Il progresso si basa su decisioni ponderate piuttosto che su azioni rapide. Le risorse e le informazioni limitate obbligano a valutare attentamente i rischi: ogni interazione può aprire nuove strade o chiuderne altre. La versione remake migliora l'originale unityroom ottimizzando il ritmo narrativo, la resa visiva e la reattività dei comandi per un'esperienza più fluida su PC.
Modalità di gioco
Il titolo è un'avventura narrativa single player senza modalità multiplayer o competitive. Tutto si sviluppa attraverso una struttura ramificata che invita a rigiocare per scoprire esiti alternativi. Il remake raddoppia il numero di finali rispetto all'originale, aggiungendo nuovi sviluppi e conclusioni che premiano l'esplorazione di scelte e percorsi informativi diversi.
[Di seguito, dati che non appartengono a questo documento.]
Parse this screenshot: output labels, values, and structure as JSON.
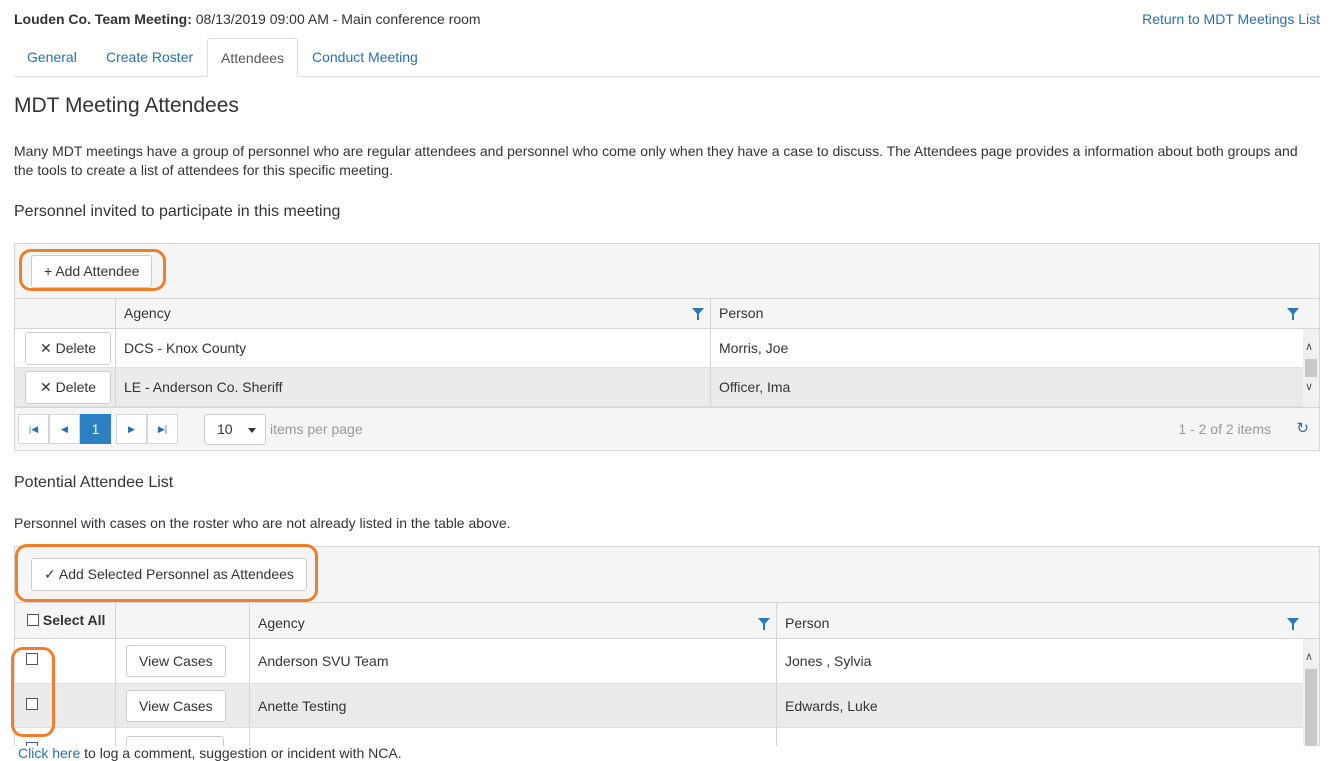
{
  "header": {
    "meeting_name": "Louden Co. Team Meeting:",
    "meeting_details": " 08/13/2019 09:00 AM - Main conference room",
    "return_link": "Return to MDT Meetings List"
  },
  "tabs": [
    {
      "label": "General"
    },
    {
      "label": "Create Roster"
    },
    {
      "label": "Attendees"
    },
    {
      "label": "Conduct Meeting"
    }
  ],
  "page": {
    "title": "MDT Meeting Attendees",
    "intro": "Many MDT meetings have a group of personnel who are regular attendees and personnel who come only when they have a case to discuss. The Attendees page provides a information about both groups and the tools to create a list of attendees for this specific meeting."
  },
  "invited": {
    "title": "Personnel invited to participate in this meeting",
    "add_button": "Add Attendee",
    "columns": {
      "agency": "Agency",
      "person": "Person"
    },
    "delete_label": "Delete",
    "rows": [
      {
        "agency": "DCS - Knox County",
        "person": "Morris, Joe"
      },
      {
        "agency": "LE - Anderson Co. Sheriff",
        "person": "Officer, Ima"
      }
    ],
    "pager": {
      "current_page": "1",
      "page_size": "10",
      "items_per_page": "items per page",
      "summary": "1 - 2 of 2 items"
    }
  },
  "potential": {
    "title": "Potential Attendee List",
    "subtitle": "Personnel with cases on the roster who are not already listed in the table above.",
    "add_button": "Add Selected Personnel as Attendees",
    "select_all": "Select All",
    "columns": {
      "agency": "Agency",
      "person": "Person"
    },
    "view_label": "View Cases",
    "rows": [
      {
        "agency": "Anderson SVU Team",
        "person": "Jones , Sylvia"
      },
      {
        "agency": "Anette Testing",
        "person": "Edwards, Luke"
      }
    ]
  },
  "footer": {
    "link": "Click here",
    "text": " to log a comment, suggestion or incident with NCA."
  },
  "colors": {
    "link": "#2a6fb0",
    "highlight": "#f07f2b",
    "page_active": "#2a80c2",
    "filter_icon": "#2a7ab8"
  }
}
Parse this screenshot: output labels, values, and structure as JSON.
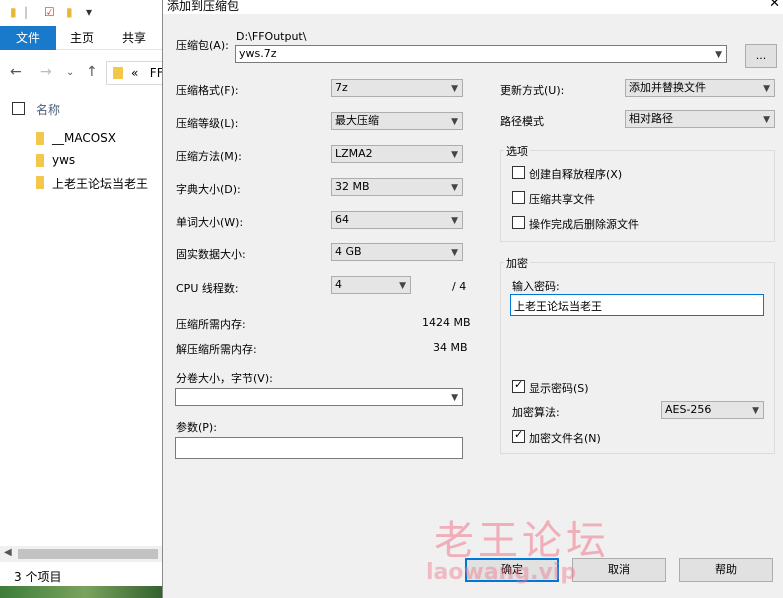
{
  "explorer": {
    "ribbon": {
      "file": "文件",
      "home": "主页",
      "share": "共享"
    },
    "address": {
      "chevrons": "«",
      "path": "FF"
    },
    "column_name": "名称",
    "files": [
      "__MACOSX",
      "yws",
      "上老王论坛当老王"
    ],
    "status": "3 个项目"
  },
  "dialog": {
    "title": "添加到压缩包",
    "close": "✕",
    "archive_label": "压缩包(A):",
    "archive_dir": "D:\\FFOutput\\",
    "archive_name": "yws.7z",
    "browse": "...",
    "format_label": "压缩格式(F):",
    "format_value": "7z",
    "level_label": "压缩等级(L):",
    "level_value": "最大压缩",
    "method_label": "压缩方法(M):",
    "method_value": "LZMA2",
    "dict_label": "字典大小(D):",
    "dict_value": "32 MB",
    "word_label": "单词大小(W):",
    "word_value": "64",
    "solid_label": "固实数据大小:",
    "solid_value": "4 GB",
    "cpu_label": "CPU 线程数:",
    "cpu_value": "4",
    "cpu_total": "/ 4",
    "mem_compress_label": "压缩所需内存:",
    "mem_compress_value": "1424 MB",
    "mem_decompress_label": "解压缩所需内存:",
    "mem_decompress_value": "34 MB",
    "volume_label": "分卷大小，字节(V):",
    "volume_value": "",
    "params_label": "参数(P):",
    "params_value": "",
    "update_label": "更新方式(U):",
    "update_value": "添加并替换文件",
    "path_label": "路径模式",
    "path_value": "相对路径",
    "options_title": "选项",
    "opt_sfx": "创建自释放程序(X)",
    "opt_shared": "压缩共享文件",
    "opt_delete": "操作完成后删除源文件",
    "enc_title": "加密",
    "enc_password_label": "输入密码:",
    "enc_password_value": "上老王论坛当老王",
    "enc_show": "显示密码(S)",
    "enc_method_label": "加密算法:",
    "enc_method_value": "AES-256",
    "enc_names": "加密文件名(N)",
    "ok": "确定",
    "cancel": "取消",
    "help": "帮助"
  },
  "watermark": {
    "cn": "老王论坛",
    "en": "laowang.vip"
  }
}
Il giocatore avanza gestendo lo smartphone come interfaccia centrale, bilanciando tentativi di comunicazione e raccolta di prove. Questo approccio mantiene l'attenzione sul ragionamento e sulla tensione all'interno dell'ambiente isolato, senza introdurre meccaniche di gioco differenti.
Trama e atmosfera
La storia inizia con il disorientamento nella stanza sigillata e si intensifica man mano che gli indizi digitali rivelano strati di inganni e realtà nascoste. Le opzioni di contatto limitate generano un costante dubbio su chi fidarsi e su quali informazioni siano davvero importanti. L'orrore nasce dall'accumulo lento di rivelazioni inquietanti, non da jump scare improvvisi, e si alimenta attraverso l'intimità dello schermo del telefono. Il remake rafforza questi aspetti con un ritmo aggiornato e nuovi rami narrativi che accentuano il senso di inquietudine.
Ogni informazione raccolta contribuisce a comporre il quadro complessivo, ma allo stesso tempo solleva nuovi interrogativi sugli eventi che hanno portato il protagonista in quella situazione. Questa struttura mantiene alto il coinvolgimento anche in sessioni multiple, spingendo a provare approcci diversi per scoprire l'intera portata dell'accaduto.
Vale la pena giocarci?
Smartphone è adatto a chi apprezza le avventure ponderate guidate dalle scelte, con un forte accento sul ragionamento e sulla tensione atmosferica. Il remake migliora l'originale offrendo un numero significativamente maggiore di finali e meccaniche più rifinite, rendendolo un pacchetto più completo per chi cerca esperienze di horror psicologico su PC. L'interfaccia semplice e l'ambito concentrato consegnano una storia concisa ma intensa, che premia l'attenzione ai dettagli. Chi cerca azione frenetica o mondi aperti vasti potrebbe trovare il contesto ristretto e il ritmo metodico meno coinvolgenti, mentre gli appassionati di titoli indie narrativi apprezzeranno il controllo diretto sullo smartphone e le conseguenze di ogni decisione. Il gioco è disponibile come titolo standalone per PC senza modalità aggiuntive né contenuti stagionali confermati.